Tuesday, 26 July 2011
‘Shared space’ in Covent Garden
Long Acre at the junction with James Street, looking east, on a weekday last week, early afternoon. This is just across the road from Covent Garden tube station.
This is ‘naked street/shared space’ in action, i.e. a condition in which a tiny number of motor vehicles (most of them black cabs) dominate an urban space where supposedly all users are equal. In reality at this location pedestrians vastly outnumber drivers but remain subordinate to vehicle flow which takes precedence by virtue of brute force and laws designed to protect pedestrians which are not even minimally enforced.
This is the sickness which car-supremacist Transport for London and London’s car-centric councils have bequeathed the capital city. (The air pollution at this site, needless to say, is invisible.)
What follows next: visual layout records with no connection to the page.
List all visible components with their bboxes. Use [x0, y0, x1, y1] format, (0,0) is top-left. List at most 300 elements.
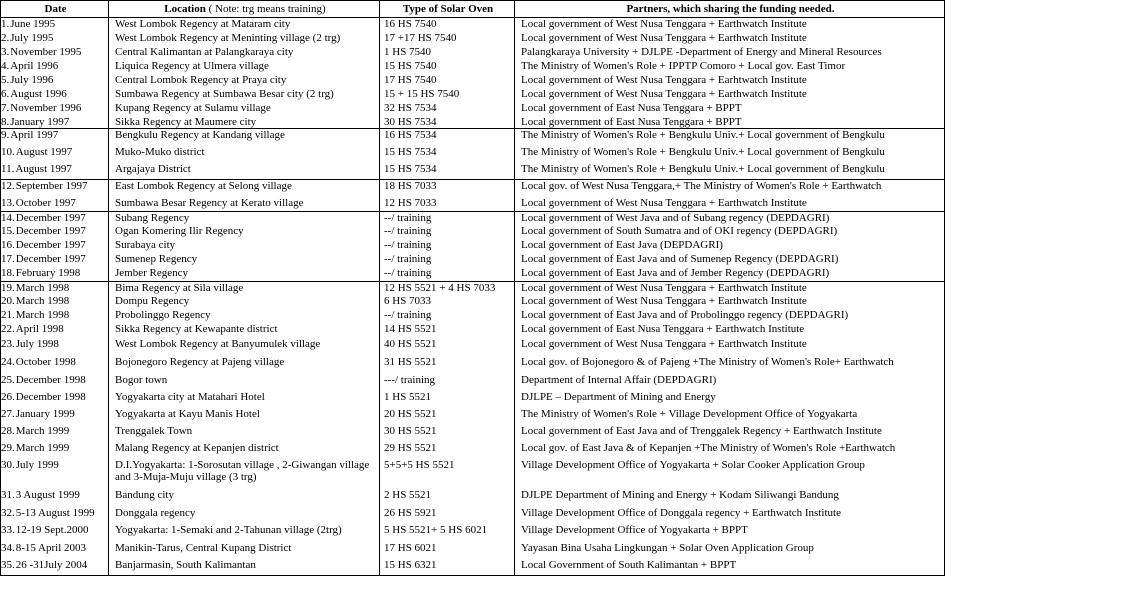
- partners-cell: [515, 18, 945, 32]
- partners-cell: [515, 32, 945, 46]
- row-number: 26.: [1, 391, 15, 403]
- date-cell: [1, 391, 109, 408]
- location-cell: [109, 146, 380, 163]
- partners-cell: [515, 239, 945, 253]
- partners-cell: [515, 211, 945, 225]
- location-cell: [109, 524, 380, 542]
- table-row: [1, 281, 945, 295]
- row-date: August 1996: [10, 87, 67, 100]
- row-number: 14.: [1, 211, 15, 224]
- row-partners: Local government of South Sumatra and of OKI regency (DEPDAGRI): [521, 225, 838, 237]
- table-row: [1, 116, 945, 129]
- location-cell: [109, 128, 380, 146]
- row-date: August 1997: [15, 146, 73, 158]
- partners-cell: [515, 338, 945, 356]
- row-location: Muko-Muko district: [115, 146, 205, 158]
- location-cell: [109, 442, 380, 459]
- type-cell: [380, 542, 515, 559]
- row-number: 27.: [1, 408, 15, 420]
- row-location: Yogyakarta city at Matahari Hotel: [115, 391, 265, 403]
- table-row: [1, 197, 945, 211]
- row-location: Bengkulu Regency at Kandang village: [115, 128, 285, 141]
- date-cell: [1, 179, 109, 197]
- table-row: [1, 32, 945, 46]
- type-cell: [380, 197, 515, 211]
- row-date: 12-19 Sept.2000: [15, 524, 89, 536]
- row-number: 28.: [1, 425, 15, 437]
- row-type: 1 HS 5521: [384, 391, 432, 403]
- row-type: 2 HS 5521: [384, 489, 432, 501]
- type-cell: [380, 74, 515, 88]
- date-cell: [1, 60, 109, 74]
- row-type: ---/ training: [384, 374, 436, 386]
- location-cell: [109, 197, 380, 211]
- location-cell: [109, 46, 380, 60]
- partners-cell: [515, 225, 945, 239]
- row-location: Central Kalimantan at Palangkaraya city: [115, 45, 294, 58]
- location-cell: [109, 408, 380, 425]
- row-number: 19.: [1, 281, 15, 294]
- table-row: [1, 46, 945, 60]
- row-partners: The Ministry of Women's Role + Bengkulu Univ.+ Local government of Bengkulu: [521, 163, 885, 175]
- table-row: [1, 74, 945, 88]
- row-date: March 1998: [15, 295, 70, 307]
- row-number: 12.: [1, 179, 15, 192]
- table-row: [1, 102, 945, 116]
- row-date: November 1995: [10, 45, 82, 58]
- row-location: Dompu Regency: [115, 295, 190, 307]
- type-cell: [380, 88, 515, 102]
- row-number: 23.: [1, 338, 15, 350]
- partners-cell: [515, 309, 945, 323]
- table-row: [1, 323, 945, 338]
- row-type: --/ training: [384, 211, 432, 224]
- date-cell: [1, 507, 109, 524]
- location-cell: [109, 425, 380, 442]
- location-cell: [109, 60, 380, 74]
- row-date: July 1996: [10, 73, 54, 86]
- row-partners: Local government of West Java and of Subang regency (DEPDAGRI): [521, 211, 830, 224]
- row-number: 15.: [1, 225, 15, 237]
- row-partners: Local gov. of East Java & of Kepanjen +The Ministry of Women's Role +Earthwatch: [521, 442, 896, 454]
- date-cell: [1, 116, 109, 129]
- row-date: January 1997: [10, 115, 70, 128]
- table-row: [1, 295, 945, 309]
- row-date: July 1999: [15, 459, 59, 471]
- date-cell: [1, 489, 109, 507]
- date-cell: [1, 442, 109, 459]
- row-type: 30 HS 5521: [384, 425, 437, 437]
- row-date: October 1998: [15, 356, 76, 368]
- date-cell: [1, 408, 109, 425]
- partners-cell: [515, 128, 945, 146]
- location-cell: [109, 356, 380, 374]
- location-cell: [109, 32, 380, 46]
- partners-cell: [515, 74, 945, 88]
- row-type: --/ training: [384, 309, 432, 321]
- row-date: 26 -31July 2004: [15, 559, 88, 571]
- row-type: 15 HS 7534: [384, 146, 437, 158]
- partners-cell: [515, 60, 945, 74]
- type-cell: [380, 309, 515, 323]
- table-row: [1, 128, 945, 146]
- date-cell: [1, 225, 109, 239]
- row-location: Probolinggo Regency: [115, 309, 211, 321]
- row-date: July 1995: [10, 31, 54, 44]
- type-cell: [380, 253, 515, 267]
- table-row: [1, 425, 945, 442]
- location-cell: [109, 391, 380, 408]
- row-date: March 1998: [15, 281, 70, 294]
- row-date: March 1999: [15, 442, 70, 454]
- row-date: February 1998: [15, 267, 81, 279]
- row-date: 5-13 August 1999: [15, 507, 95, 519]
- row-partners: Local government of West Nusa Tenggara + Earthwatch Institute: [521, 295, 807, 307]
- partners-cell: [515, 116, 945, 129]
- row-location: Central Lombok Regency at Praya city: [115, 73, 287, 86]
- date-cell: [1, 102, 109, 116]
- row-number: 32.: [1, 507, 15, 519]
- location-cell: [109, 295, 380, 309]
- partners-cell: [515, 391, 945, 408]
- partners-cell: [515, 425, 945, 442]
- table-row: [1, 225, 945, 239]
- date-cell: [1, 197, 109, 211]
- row-location: Bogor town: [115, 374, 168, 386]
- partners-cell: [515, 197, 945, 211]
- location-cell: [109, 323, 380, 338]
- row-date: November 1996: [10, 101, 82, 114]
- row-number: 8.: [1, 115, 10, 128]
- location-cell: [109, 459, 380, 489]
- location-cell: [109, 374, 380, 391]
- row-location: Yogyakarta at Kayu Manis Hotel: [115, 408, 260, 420]
- row-partners: Local government of West Nusa Tenggara + Earthwatch Institute: [521, 18, 807, 30]
- row-type: 12 HS 5521 + 4 HS 7033: [384, 281, 496, 294]
- type-cell: [380, 459, 515, 489]
- row-location: Ogan Komering Ilir Regency: [115, 225, 244, 237]
- location-cell: [109, 18, 380, 32]
- table-row: [1, 489, 945, 507]
- date-cell: [1, 281, 109, 295]
- date-cell: [1, 338, 109, 356]
- row-number: 29.: [1, 442, 15, 454]
- row-partners: The Ministry of Women's Role + IPPTP Comoro + Local gov. East Timor: [521, 59, 846, 72]
- row-type: 14 HS 5521: [384, 323, 437, 335]
- table-row: [1, 163, 945, 179]
- row-partners: Local gov. of Bojonegoro & of Pajeng +The Ministry of Women's Role+ Earthwatch: [521, 356, 894, 368]
- row-type: 5+5+5 HS 5521: [384, 459, 455, 471]
- row-location: West Lombok Regency at Mataram city: [115, 18, 291, 30]
- date-cell: [1, 295, 109, 309]
- location-cell: [109, 338, 380, 356]
- row-partners: Local Government of South Kalimantan + BPPT: [521, 559, 737, 571]
- location-cell: [109, 253, 380, 267]
- partners-cell: [515, 146, 945, 163]
- row-partners: Local government of East Java and of Probolinggo regency (DEPDAGRI): [521, 309, 849, 321]
- type-cell: [380, 356, 515, 374]
- row-partners: Local government of East Java (DEPDAGRI): [521, 239, 723, 251]
- row-number: 1.: [1, 18, 10, 30]
- row-partners: Local government of East Nusa Tenggara + BPPT: [521, 101, 742, 114]
- row-location: Jember Regency: [115, 267, 188, 279]
- header-location-note: ( Note: trg means training): [205, 3, 326, 15]
- table-row: [1, 374, 945, 391]
- location-cell: [109, 163, 380, 179]
- row-location: Argajaya District: [115, 163, 191, 175]
- type-cell: [380, 391, 515, 408]
- row-number: 3.: [1, 45, 10, 58]
- row-date: December 1997: [15, 253, 86, 265]
- row-partners: Local government of East Nusa Tenggara + Earthwatch Institute: [521, 323, 805, 335]
- location-cell: [109, 507, 380, 524]
- row-partners: Local government of West Nusa Tenggara + Earthwatch Institute: [521, 87, 807, 100]
- row-date: December 1998: [15, 374, 86, 386]
- table-row: [1, 18, 945, 32]
- row-date: August 1997: [15, 163, 72, 175]
- row-partners: Local government of West Nusa Tenggara + Earthwatch Institute: [521, 197, 807, 209]
- table-row: [1, 267, 945, 281]
- date-cell: [1, 542, 109, 559]
- row-number: 9.: [1, 128, 10, 141]
- row-date: 3 August 1999: [15, 489, 80, 501]
- partners-cell: [515, 542, 945, 559]
- date-cell: [1, 356, 109, 374]
- date-cell: [1, 88, 109, 102]
- date-cell: [1, 18, 109, 32]
- partners-cell: [515, 408, 945, 425]
- partners-cell: [515, 267, 945, 281]
- type-cell: [380, 323, 515, 338]
- type-cell: [380, 267, 515, 281]
- row-number: 17.: [1, 253, 15, 265]
- header-location: [109, 1, 380, 18]
- row-number: 24.: [1, 356, 15, 368]
- type-cell: [380, 281, 515, 295]
- type-cell: [380, 408, 515, 425]
- table-row: [1, 507, 945, 524]
- row-partners: Local government of West Nusa Tenggara + Earthwatch Institute: [521, 281, 807, 294]
- type-cell: [380, 425, 515, 442]
- type-cell: [380, 559, 515, 575]
- row-location: Bojonegoro Regency at Pajeng village: [115, 356, 285, 368]
- row-number: 11.: [1, 163, 15, 175]
- partners-cell: [515, 295, 945, 309]
- row-location: Malang Regency at Kepanjen district: [115, 442, 279, 454]
- table-row: [1, 442, 945, 459]
- table-header-row: [1, 1, 945, 18]
- date-cell: [1, 374, 109, 391]
- type-cell: [380, 524, 515, 542]
- row-date: April 1998: [15, 323, 64, 335]
- row-partners: Local government of West Nusa Tenggara + Earthwatch Institute: [521, 338, 807, 350]
- row-type: --/ training: [384, 239, 432, 251]
- partners-cell: [515, 102, 945, 116]
- row-date: July 1998: [15, 338, 59, 350]
- type-cell: [380, 442, 515, 459]
- table-row: [1, 559, 945, 575]
- row-number: 31.: [1, 489, 15, 501]
- row-date: January 1999: [15, 408, 75, 420]
- row-partners: Local government of West Nusa Tenggara + Earhtwatch Institute: [521, 73, 807, 86]
- row-location: Banjarmasin, South Kalimantan: [115, 559, 256, 571]
- row-location: Yogyakarta: 1-Semaki and 2-Tahunan village (2trg): [115, 524, 342, 536]
- date-cell: [1, 32, 109, 46]
- date-cell: [1, 253, 109, 267]
- date-cell: [1, 425, 109, 442]
- table-row: [1, 356, 945, 374]
- row-number: 13.: [1, 197, 15, 209]
- row-location: Subang Regency: [115, 211, 190, 224]
- row-type: 31 HS 5521: [384, 356, 437, 368]
- type-cell: [380, 46, 515, 60]
- row-type: 20 HS 5521: [384, 408, 437, 420]
- row-location: Sumbawa Besar Regency at Kerato village: [115, 197, 304, 209]
- row-type: 15 HS 7534: [384, 163, 437, 175]
- table-body: [1, 18, 945, 576]
- row-date: December 1998: [15, 391, 86, 403]
- row-location: Sikka Regency at Kewapante district: [115, 323, 278, 335]
- row-type: 40 HS 5521: [384, 338, 437, 350]
- row-type: --/ training: [384, 267, 432, 279]
- type-cell: [380, 146, 515, 163]
- row-location: Sumbawa Regency at Sumbawa Besar city (2 trg): [115, 87, 334, 100]
- type-cell: [380, 116, 515, 129]
- row-number: 5.: [1, 73, 10, 86]
- location-cell: [109, 489, 380, 507]
- row-number: 18.: [1, 267, 15, 279]
- row-date: April 1997: [10, 128, 59, 141]
- table-row: [1, 88, 945, 102]
- row-partners: DJLPE Department of Mining and Energy + Kodam Siliwangi Bandung: [521, 489, 839, 501]
- row-type: 15 HS 6321: [384, 559, 437, 571]
- location-cell: [109, 74, 380, 88]
- row-number: 21.: [1, 309, 15, 321]
- row-partners: DJLPE – Department of Mining and Energy: [521, 391, 716, 403]
- row-type: 16 HS 7534: [384, 128, 437, 141]
- row-location: East Lombok Regency at Selong village: [115, 179, 292, 192]
- row-type: 15 HS 7540: [384, 59, 437, 72]
- partners-cell: [515, 524, 945, 542]
- row-type: 17 +17 HS 7540: [384, 31, 457, 44]
- location-cell: [109, 211, 380, 225]
- location-cell: [109, 542, 380, 559]
- type-cell: [380, 507, 515, 524]
- partners-cell: [515, 323, 945, 338]
- row-type: 16 HS 7540: [384, 18, 437, 30]
- location-cell: [109, 281, 380, 295]
- location-cell: [109, 239, 380, 253]
- table-row: [1, 338, 945, 356]
- date-cell: [1, 524, 109, 542]
- row-date: October 1997: [15, 197, 76, 209]
- type-cell: [380, 338, 515, 356]
- row-partners: Local gov. of West Nusa Tenggara,+ The Ministry of Women's Role + Earthwatch: [521, 179, 882, 192]
- row-date: March 1999: [15, 425, 70, 437]
- type-cell: [380, 32, 515, 46]
- row-type: 26 HS 5921: [384, 507, 437, 519]
- row-type: 12 HS 7033: [384, 197, 437, 209]
- type-cell: [380, 179, 515, 197]
- type-cell: [380, 374, 515, 391]
- header-partners: Partners, which sharing the funding needed.: [515, 1, 945, 18]
- row-partners: Local government of East Java and of Jember Regency (DEPDAGRI): [521, 267, 830, 279]
- row-date: December 1997: [15, 225, 86, 237]
- row-type: 17 HS 6021: [384, 542, 437, 554]
- date-cell: [1, 239, 109, 253]
- partners-cell: [515, 489, 945, 507]
- row-location: Bandung city: [115, 489, 174, 501]
- row-location: Sumenep Regency: [115, 253, 198, 265]
- row-date: December 1997: [15, 239, 86, 251]
- table-row: [1, 253, 945, 267]
- row-type: 30 HS 7534: [384, 115, 437, 128]
- partners-cell: [515, 88, 945, 102]
- row-location: Trenggalek Town: [115, 425, 193, 437]
- row-number: 6.: [1, 87, 10, 100]
- date-cell: [1, 46, 109, 60]
- row-partners: Village Development Office of Yogyakarta + BPPT: [521, 524, 748, 536]
- row-type: 6 HS 7033: [384, 295, 432, 307]
- date-cell: [1, 163, 109, 179]
- table-row: [1, 239, 945, 253]
- partners-cell: [515, 459, 945, 489]
- row-location: D.I.Yogyakarta: 1-Sorosutan village , 2-Giwangan village and 3-Muja-Muju village (3 trg): [115, 459, 370, 483]
- row-number: 16.: [1, 239, 15, 251]
- date-cell: [1, 267, 109, 281]
- table-row: [1, 524, 945, 542]
- row-type: --/ training: [384, 253, 432, 265]
- table-row: [1, 391, 945, 408]
- table-row: [1, 459, 945, 489]
- row-type: 15 + 15 HS 7540: [384, 87, 460, 100]
- row-partners: Yayasan Bina Usaha Lingkungan + Solar Oven Application Group: [521, 542, 814, 554]
- row-partners: Local government of East Nusa Tenggara + BPPT: [521, 115, 742, 128]
- row-number: 33.: [1, 524, 15, 536]
- row-date: December 1997: [15, 211, 86, 224]
- date-cell: [1, 128, 109, 146]
- row-date: April 1996: [10, 59, 59, 72]
- table-row: [1, 146, 945, 163]
- type-cell: [380, 128, 515, 146]
- location-cell: [109, 179, 380, 197]
- row-type: 32 HS 7534: [384, 101, 437, 114]
- type-cell: [380, 18, 515, 32]
- row-type: 29 HS 5521: [384, 442, 437, 454]
- row-number: 35.: [1, 559, 15, 571]
- row-date: September 1997: [15, 179, 88, 192]
- type-cell: [380, 225, 515, 239]
- type-cell: [380, 239, 515, 253]
- row-number: 34.: [1, 542, 15, 554]
- partners-cell: [515, 179, 945, 197]
- row-type: 1 HS 7540: [384, 45, 432, 58]
- row-partners: The Ministry of Women's Role + Village Development Office of Yogyakarta: [521, 408, 858, 420]
- partners-cell: [515, 356, 945, 374]
- type-cell: [380, 211, 515, 225]
- header-location-label: Location: [164, 3, 206, 15]
- row-location: Liquica Regency at Ulmera village: [115, 59, 269, 72]
- table-row: [1, 542, 945, 559]
- type-cell: [380, 163, 515, 179]
- partners-cell: [515, 374, 945, 391]
- date-cell: [1, 74, 109, 88]
- row-number: 22.: [1, 323, 15, 335]
- date-cell: [1, 146, 109, 163]
- row-partners: Palangkaraya University + DJLPE -Department of Energy and Mineral Resources: [521, 45, 882, 58]
- row-number: 20.: [1, 295, 15, 307]
- partners-cell: [515, 507, 945, 524]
The car shown above is moving. This is not the case with those vehicles shown in the photographs below, which are all stationary on the zebra crossing. The law states that no vehicle should stop on a zebra crossing, an offence which can result in a fine up to £1,000, 3 penalty points and discretionary disqualification from driving. Needless to say, London’s under-performing and car supremacist police force has absolutely no interest in enforcing this legislation. But then the Metropolitan Police is run by a clique of middle-aged men who, as Commanders, enjoy the perk of a chauffeur-driven car.
There is nothing to add about the inherent design failure of ‘shared space’ which I haven’t already broached here and which has been much more substantially critiqued here and here.